The First 90 Days: Proven Strategies for Getting Up to Speed Faster and Smarter
The First 90 Days by Michael D. Watkins
Overview
A comprehensive guide for leaders transitioning into new roles, providing a systematic approach to accelerate learning, build credibility, and achieve early wins. Essential reading for Principal Engineers stepping into leadership positions.
Key Concepts
The STARS Model
Watkins introduces five business situations requiring different leadership approaches:
- Start-up: Building from scratch
- Turnaround: Saving a failing situation
- Accelerated growth: Managing rapid expansion
- Realignment: Revitalizing a successful but stagnating organization
- Sustaining success: Maintaining momentum
Critical Transition Periods
- First 30 days: Learning and building relationships
- Days 30-60: Developing strategy and securing early wins
- Days 60-90: Executing plans and building momentum
Practical Takeaways
1. Accelerate Your Learning
- Conduct systematic learning across technical, cultural, and political dimensions
- Use the “learning plan” framework with structured questions
- Avoid “action imperative” trap - resist urge to act before understanding
- Schedule learning conversations with stakeholders, team members, and customers
2. Match Strategy to Situation
- Diagnose your STARS situation accurately (often hybrid scenarios)
- Turnarounds require fast, decisive action and visible wins
- Realignments need careful messaging - people may resist change when “things are fine”
- Sustaining success focuses on continuous improvement and avoiding complacency
3. Secure Early Wins
- Build credibility through small, visible improvements in first 90 days
- Choose wins that are: achievable, meaningful to stakeholders, and align with strategy
- Avoid “playing it safe” or “going for broke” extremes
- Early wins create momentum and political capital for larger initiatives
4. Negotiate Success
- Clarify expectations with your boss early and often
- Create a “90-day plan” and get alignment
- Establish preferred communication style and meeting cadence
- Understand what success looks like from your boss’s perspective
5. Build Your Team
- Assess inherited team members systematically (avoid snap judgments)
- Restructure if needed, but timing matters based on STARS situation
- Make people decisions quickly once you have sufficient data
- Balance keeping continuity with making necessary changes
6. Create Coalitions
- Map stakeholders and influence networks early
- Identify “winning alliances” - supporters who can help you succeed
- Build bridges with skeptics through listening and small collaborative wins
- Understand informal power structures, not just org charts
7. Achieve Alignment
- Ensure strategy, structure, systems, and skills support each other
- Look for misalignments causing organizational friction
- Fix critical misalignments early to prevent recurring problems
- Architecture metaphor: Strong foundation enables everything else
Quick Facts
- Transition risk: 40-50% of executives fail in transitions (research cited)

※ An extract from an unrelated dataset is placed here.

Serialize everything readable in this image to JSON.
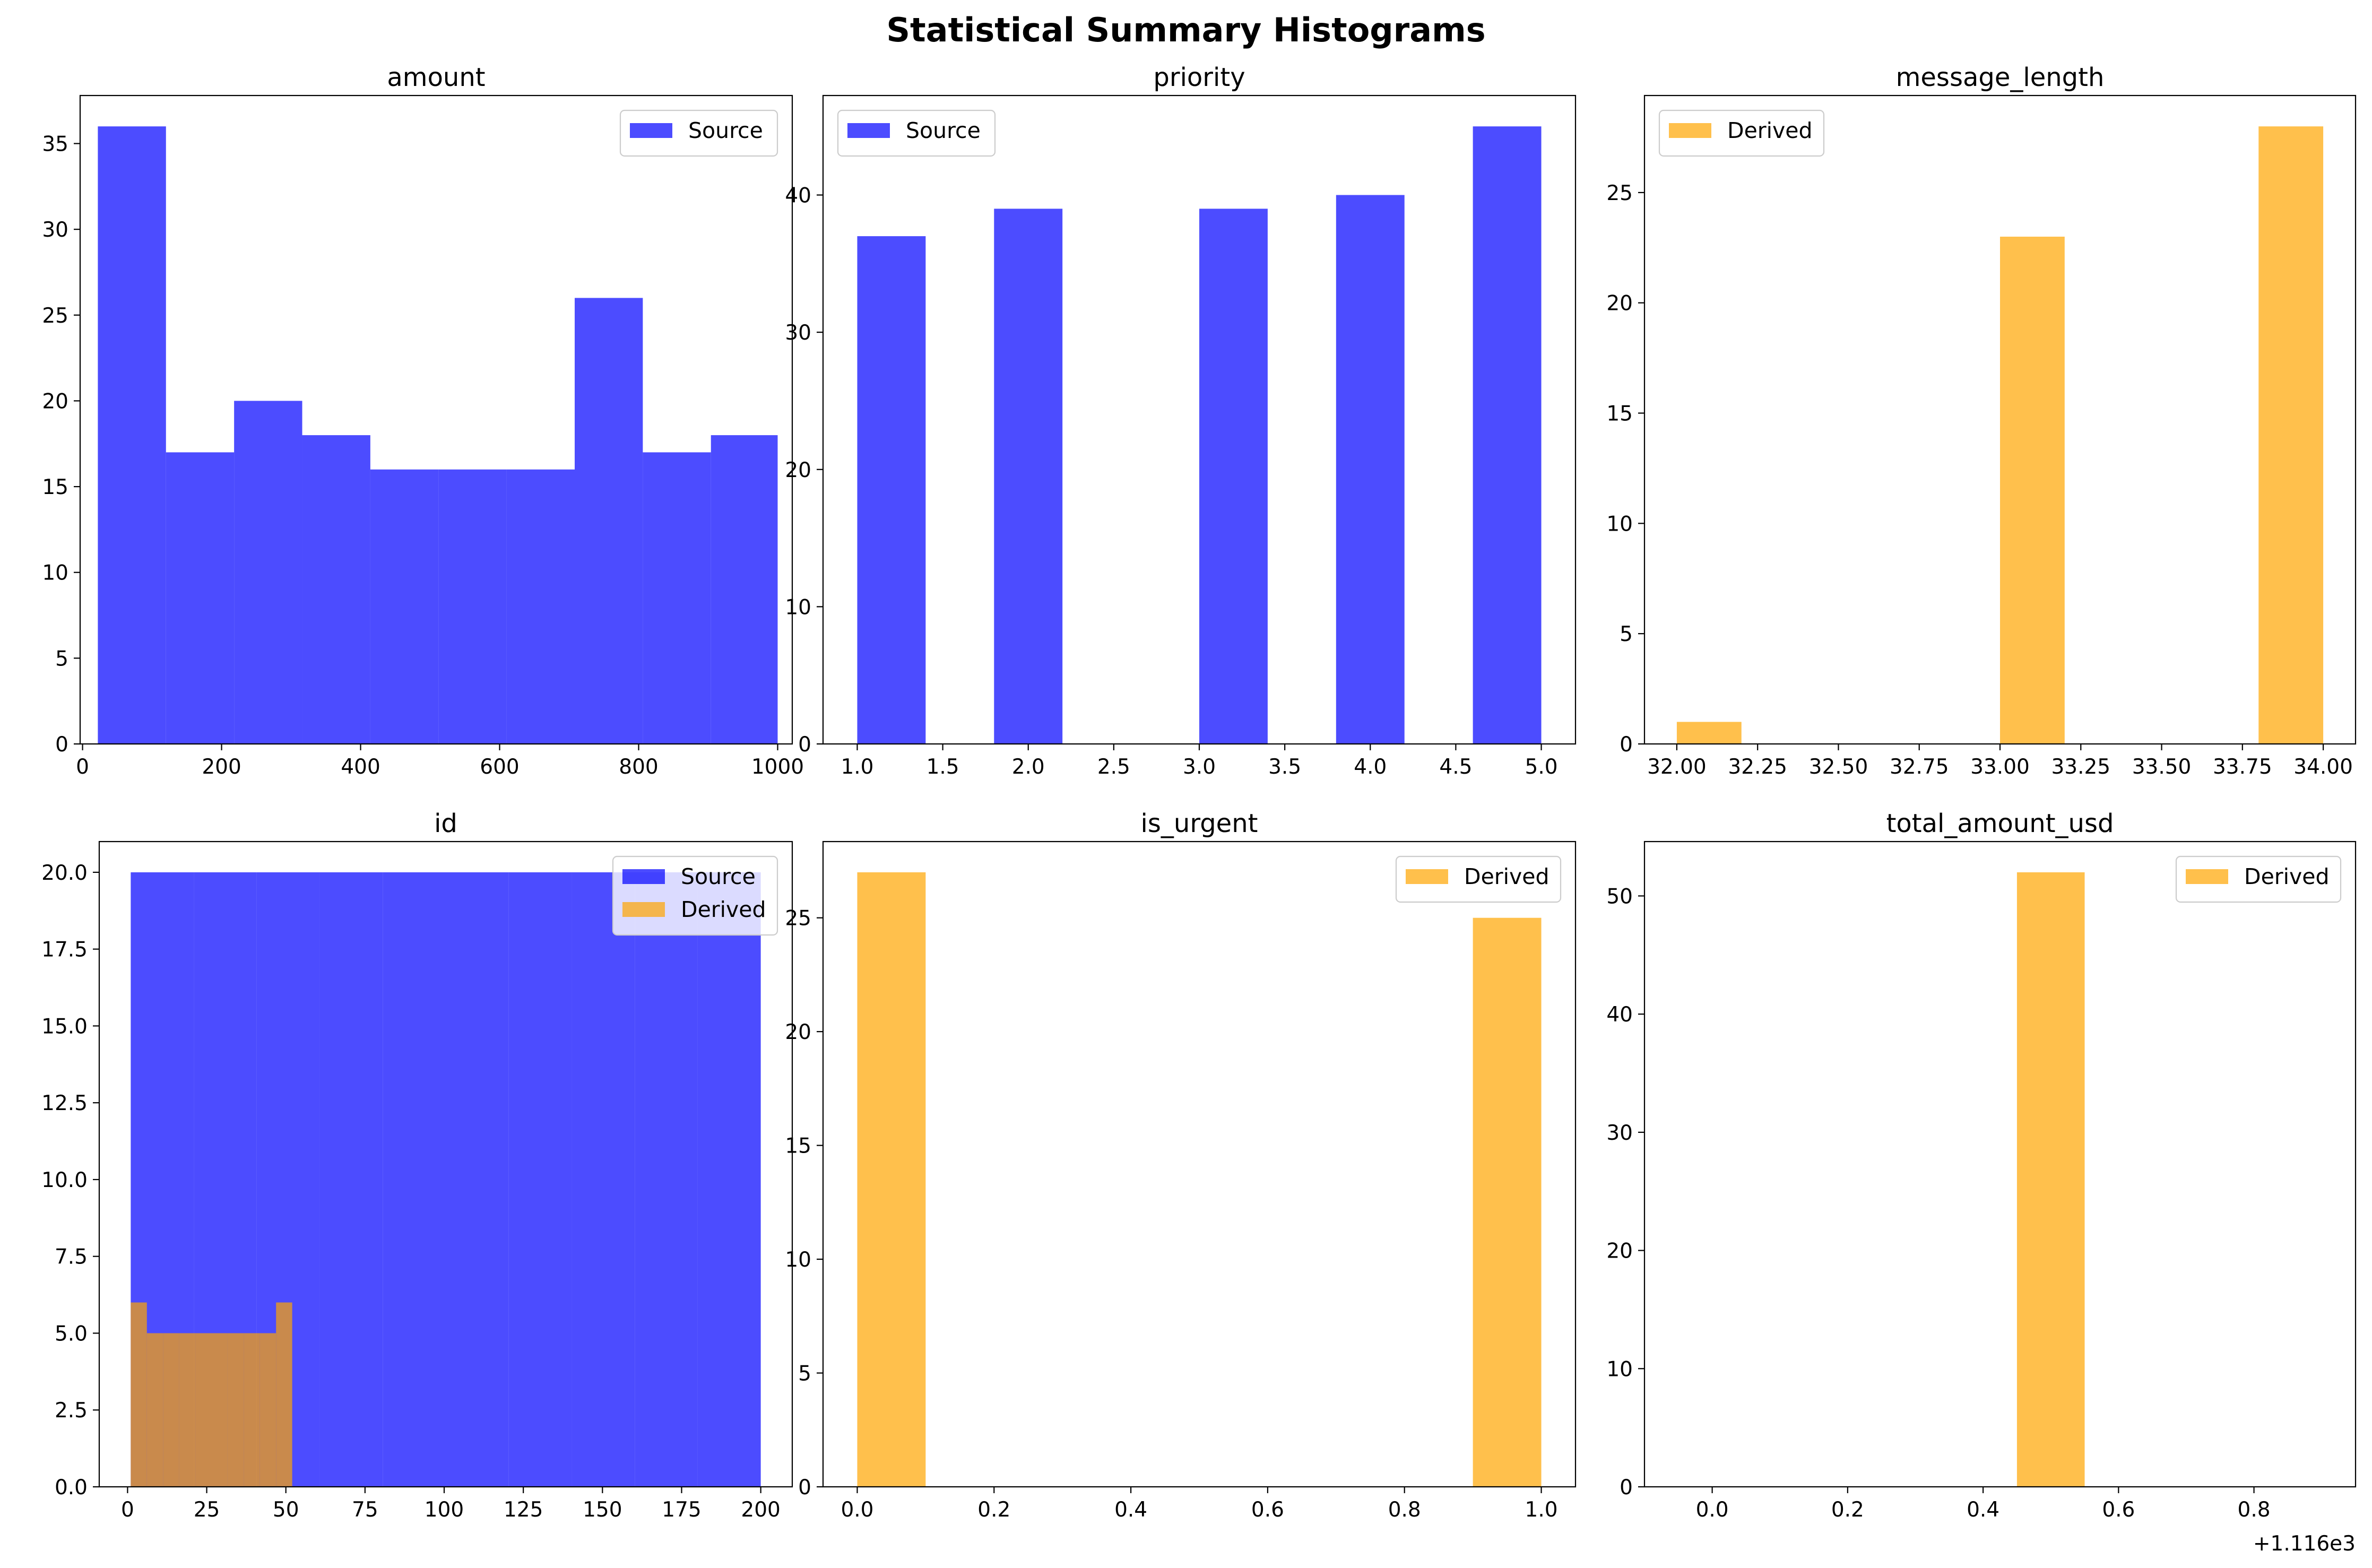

- Break-even time: Takes 6+ months for leaders to reach break-even point of value creation
- Critical window: First 90 days set trajectory for tenure in new role
- Most common failure: Acting before learning (action imperative)
- Hidden trap: What made you successful before may not work in new role
For Principal Engineers
Especially relevant when:
- Joining a new company or team
- Promoted to Staff/Principal role with broader scope
- Taking on technical leadership of critical initiative
- Transitioning from IC to people management
- Leading architectural transformation or modernization
Key adaptations for technical leaders:
- Your early wins should demonstrate technical judgment, not just management skill
- Balance “deep dive” technical learning with organizational/political learning
- Build coalitions across engineering, product, and business stakeholders
- Technical credibility buys you time, but organizational credibility sustains you
- Architecture decisions are long-lasting - invest time in learning before committing
Application to technical transitions:
- Use STARS model to diagnose technical situations (legacy modernization = turnaround/realignment)
- Early technical wins: Fix critical bugs, improve CI/CD, reduce toil, clarify architecture
- Negotiate success: Align on technical metrics, architectural principles, and delivery expectations
- Team assessment: Evaluate technical skills, growth mindset, and collaborative capability
Reflection Questions
- What STARS situation am I in? (Be honest - likely hybrid)
- What are the 3-5 things I most need to learn in my first 30 days?
- Who are the key stakeholders I need to build relationships with?
- What early wins would build credibility with my team and leadership?
- What worked in my last role that might NOT work here?
Bottom Line
Transitions are vulnerable periods requiring intentional strategy. Success isn’t about working harder - it’s about accelerating learning, building relationships, and creating virtuous cycles of credibility and momentum. The first 90 days set the trajectory for your entire tenure.